SÓCRATES. - ¿Qué dices? Quieres que me una a ti para alabar un orador por haber dicho lo que puede decirse, o sólo por haberse expresado con un lenguaje claro, preciso y sabiamente aplicado. Si reclamas mí admiración por el fondo mismo del discurso, sólo por consideración a ti puedo concedértelo; porque la debilidad de mi espíritu no me dejó percibir este mérito, y sólo me fijé en el lenguaje. En este concepto no creo que Lisias mismo pueda estar satisfecho de su obra. Me parece, querido Fedro, a menos que tú tengas otra opinión, que repite dos y tres veces las cosas, como un hombre poco afluente; pero quizá se ha fijado poco en esta falta, y ha querido hacernos ver que era capaz de expresar un mismo pensamiento de muchas maneras diferentes, y siempre con la misma fortuna.

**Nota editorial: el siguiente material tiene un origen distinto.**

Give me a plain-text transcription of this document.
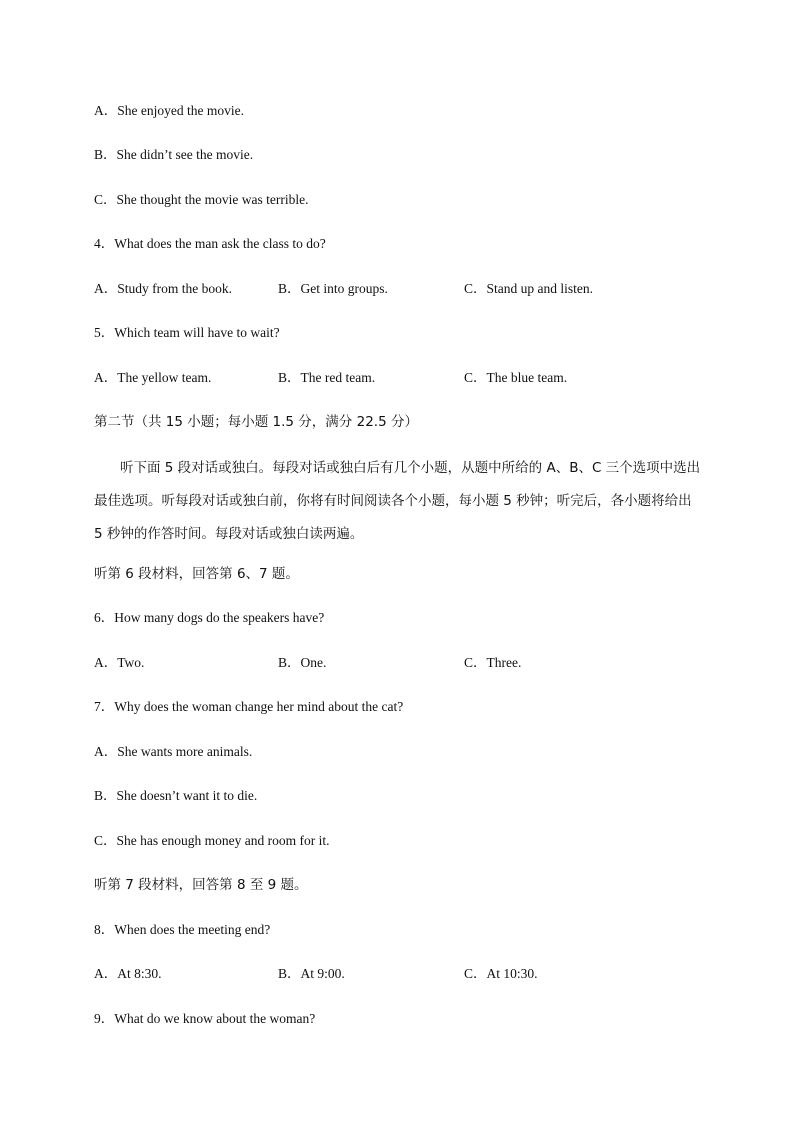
A．She enjoyed the movie.
B．She didn’t see the movie.
C．She thought the movie was terrible.
4．What does the man ask the class to do?
A．Study from the book.	B．Get into groups.	C．Stand up and listen.
5．Which team will have to wait?
A．The yellow team.	B．The red team.	C．The blue team.
第二节（共 15 小题；每小题 1.5 分，满分 22.5 分）
听下面 5 段对话或独白。每段对话或独白后有几个小题，从题中所给的 A、B、C 三个选项中选出最佳选项。听每段对话或独白前，你将有时间阅读各个小题，每小题 5 秒钟；听完后，各小题将给出 5 秒钟的作答时间。每段对话或独白读两遍。
听第 6 段材料，回答第 6、7 题。
6．How many dogs do the speakers have?
A．Two.	B．One.	C．Three.
7．Why does the woman change her mind about the cat?
A．She wants more animals.
B．She doesn’t want it to die.
C．She has enough money and room for it.
听第 7 段材料，回答第 8 至 9 题。
8．When does the meeting end?
A．At 8:30.	B．At 9:00.	C．At 10:30.
9．What do we know about the woman?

FEDRO. - ¿Qué dices, Sócrates? Lo más admirable de su discurso consiste en decir precisamente todo lo que la materia permite; de manera que sobre lo mismo no es posible hablar ni con más afluencia, ni con mayor exactitud.
SÓCRATES. - En ese punto no soy de tu dictamen. Los sabios de los tiempos antiguos, hombres y mujeres, que han hablado y escrito sobre esta materia, me convencerían de impostura, si tuviera la debilidad de ceder sobre este punto.
FEDRO. - ¿Cuáles son esos sabios? ¿O has encontrado otra cosa más acabada?
SÓCRATES. - En este momento no podré decírtelo; sin embargo, alguno recuerdo, y quizá en la bella Safo o en el sabio Anacreonte, o en algún otro prosista, encontrará ejemplos. Y lo que me compromete a hacer esta conjetura es que desborda mi corazón, y que me siento capaz de pronunciar sobre el mismo objeto un discurso que competirá con el de Lisias. Sé bien que no puedo encontrar en mí mismo ese cúmulo de bellezas, porque no lo permite la medianía de mi ingenio; pero quizá los pensamientos que salgan de mi alma, como de un vaso lleno hasta el borde, procedan de orígenes extraños. Pero soy tan insensible que no sé cómo ni de dónde me vienen.
FEDRO. - Verdaderamente, mi noble amigo, me agrada lo que dices. Perdono que no me digas quiénes son esos sabios, ni de dónde aprendiste sus lecciones. Pero cumple lo que me acabas de prometer; pronuncia un discurso tan largo como el de Lisias, que sostenga la comparación, sin tomar nada de él. Por mi parte me comprometo, como los nueve arcontes, a consagrar en el templo de Delfos, mi estatua en oro de talla natural y también la tuya.